If our relation to unfolding voice is a key aspect of cooperative communication (Tomasella’s  perspective on developing meaning within conspecific human joint attention) then our ways of relating to voice is critical.
This could include needing a room of ones own as a *private* place to develop voice.
It could include the need to *claim* or *grasp* one’s *own* turn in the conversation which is the notion of mutual *recognition* overcoming the master/slave dynamic. A notion of symmetrical voice recognition among *equals*

It could also include a relation where the listener *hears the other into voice*. This is an understanding of an asymmetrical relation to voice Levinas is an exemplar of this approach.

The question *who* is responsible for *voice* entering the world? Is it predominantly a *self* discovery or is it predominantly dependent on mutual *recognition of symmetrical equals giving *voice* and claiming *voice*.
Then there is the way of understanding voice where the listener *hears the other into voice* and this is not dependent on mutual symmetrical recognition among *equals* but focuses more on the motivation of *care and concern*.
I hear differing (modes) of modulating or marking *voice*.

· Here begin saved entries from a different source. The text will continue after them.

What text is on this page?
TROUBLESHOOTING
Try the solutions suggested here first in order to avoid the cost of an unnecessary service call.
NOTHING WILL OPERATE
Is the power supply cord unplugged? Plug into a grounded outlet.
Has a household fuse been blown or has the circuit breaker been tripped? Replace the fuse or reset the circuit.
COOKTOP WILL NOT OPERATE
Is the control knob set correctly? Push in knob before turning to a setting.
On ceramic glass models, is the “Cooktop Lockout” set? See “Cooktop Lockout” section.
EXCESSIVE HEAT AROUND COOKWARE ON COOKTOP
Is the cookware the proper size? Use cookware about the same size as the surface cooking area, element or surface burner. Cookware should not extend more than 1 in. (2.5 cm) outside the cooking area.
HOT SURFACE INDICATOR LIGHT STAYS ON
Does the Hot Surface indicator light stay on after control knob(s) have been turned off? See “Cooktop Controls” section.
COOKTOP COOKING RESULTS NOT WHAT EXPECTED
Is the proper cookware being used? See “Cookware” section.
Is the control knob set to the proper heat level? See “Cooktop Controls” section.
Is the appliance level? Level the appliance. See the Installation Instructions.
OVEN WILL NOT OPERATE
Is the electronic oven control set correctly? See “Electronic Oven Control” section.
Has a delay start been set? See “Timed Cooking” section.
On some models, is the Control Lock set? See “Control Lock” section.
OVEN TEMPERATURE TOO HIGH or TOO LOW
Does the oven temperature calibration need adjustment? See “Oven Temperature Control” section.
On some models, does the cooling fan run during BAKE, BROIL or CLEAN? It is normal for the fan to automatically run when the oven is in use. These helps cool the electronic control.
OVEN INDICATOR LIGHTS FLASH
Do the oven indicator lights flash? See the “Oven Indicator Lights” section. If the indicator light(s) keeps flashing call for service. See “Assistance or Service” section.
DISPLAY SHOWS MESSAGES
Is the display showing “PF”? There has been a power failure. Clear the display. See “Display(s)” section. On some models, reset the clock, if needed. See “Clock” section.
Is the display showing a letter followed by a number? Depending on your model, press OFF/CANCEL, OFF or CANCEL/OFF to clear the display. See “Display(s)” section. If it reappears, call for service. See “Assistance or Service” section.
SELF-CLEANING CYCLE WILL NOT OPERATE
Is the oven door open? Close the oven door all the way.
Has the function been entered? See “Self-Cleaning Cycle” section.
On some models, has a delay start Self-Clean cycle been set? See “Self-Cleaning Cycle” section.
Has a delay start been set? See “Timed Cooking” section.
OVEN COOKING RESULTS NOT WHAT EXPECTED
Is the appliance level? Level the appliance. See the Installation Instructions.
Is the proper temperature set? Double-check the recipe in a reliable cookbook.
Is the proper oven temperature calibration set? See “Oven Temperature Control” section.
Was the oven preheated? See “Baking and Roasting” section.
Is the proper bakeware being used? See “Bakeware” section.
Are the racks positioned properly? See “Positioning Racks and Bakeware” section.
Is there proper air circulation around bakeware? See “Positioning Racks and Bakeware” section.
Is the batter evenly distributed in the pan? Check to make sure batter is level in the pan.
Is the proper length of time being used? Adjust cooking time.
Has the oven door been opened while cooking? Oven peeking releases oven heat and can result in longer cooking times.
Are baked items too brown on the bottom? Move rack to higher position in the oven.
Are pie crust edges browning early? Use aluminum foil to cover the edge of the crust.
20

Sent from my Windows 10 phone

From: Annalisa Aguilar
Sent: April 20, 2016 3:10 PM
To: eXtended Mind, Culture, Activity
Subject: [Xmca-l] Re: Collaboration

Hi Henry,

Hate to ruin things for you, but I must not fit in the general gendered paradigm of interruptions. Or maybe I am not understanding you correctly?

Being a woman who is frequently not allowed to speak to the end of my sentences, which causes a situation where I must repeat myself –which subsequently makes me appear as long-winded compared to if I'd just been able to finish my sentence in the first place– I feel interruptions are most always about power dynamics, as I almost always feel unheard when my speech is interrupted. It is the exception that I feel interruptions make me feel I am heard by my interlocutor(s), where as you say the conversation is being moved along.

There is also the pattern where people might allow me to speak to the end of my sentence and then continue one as if I had said nothing, in that case it is the shape of an interruption whereby I am made out to be the unwelcome interrupter, and thus ignored. 

In both cases these are two sorts of speech censorship, which does not contribute to a sense of psychological safety.  

I was listening to NPR yesterday and learned that in Iran there is an expansion of the secret police monitoring whether or not women are wearing their public hijab properly, and (bless them) Iranian women are coming forward on Twitter having that network moment of not taking it anymore. One woman who is a parliamentary journalist, was not allowed to ask her questions because of criticisms of her hijab presentation. So here is a case of interruption based upon appearance, rather than allowing her speech to be spontaneously given and received. 

I remember thinking after I heard the news story, that women seem to frequently have to resort to a "forced" flexibility, a sort of temporal bricolage, to make their thoughts known, knowing there is constantly the threat of interruption hanging like hijab around their heads. 

If this is the reason women are (considered) multi-taskers so be it, but I don't think it's chromosomal, just a by-product of survival through an imposed steeplechase of (his)tory. 

Virginia Woolf's A Room of One's Own, says what it does because Woolf claims a woman needs to find her true voice in a safe space in her control, a place she where she can be left alone, to speak without the drone of other people's voices being overlaid and imposed upon her.

If such a social dynamic is something that a man also experiences (and so I believe the dynamic need not be isolated to women only), then I would say he would have an equal requirement to a safe space to connect to his own inner speech. I'm sure though, this would occur differently, since the social pressures are likely not the same, though there would be family resemblances, as I imagine that censorship of speech has deep psychological consequences for human beings in general. 

One point Woolf makes in AROOO, is that when a woman speaks from this injury she is not considered legitimate, and this means she is not free to the spontaneous thought required to be imaginative or innovative, because her speech is in reference to constrained reaction rather than unfettered creation.

I would love to hear what women on this list think about that? To add or augment? (Though men are welcome to say what they like also, of course... without interruption).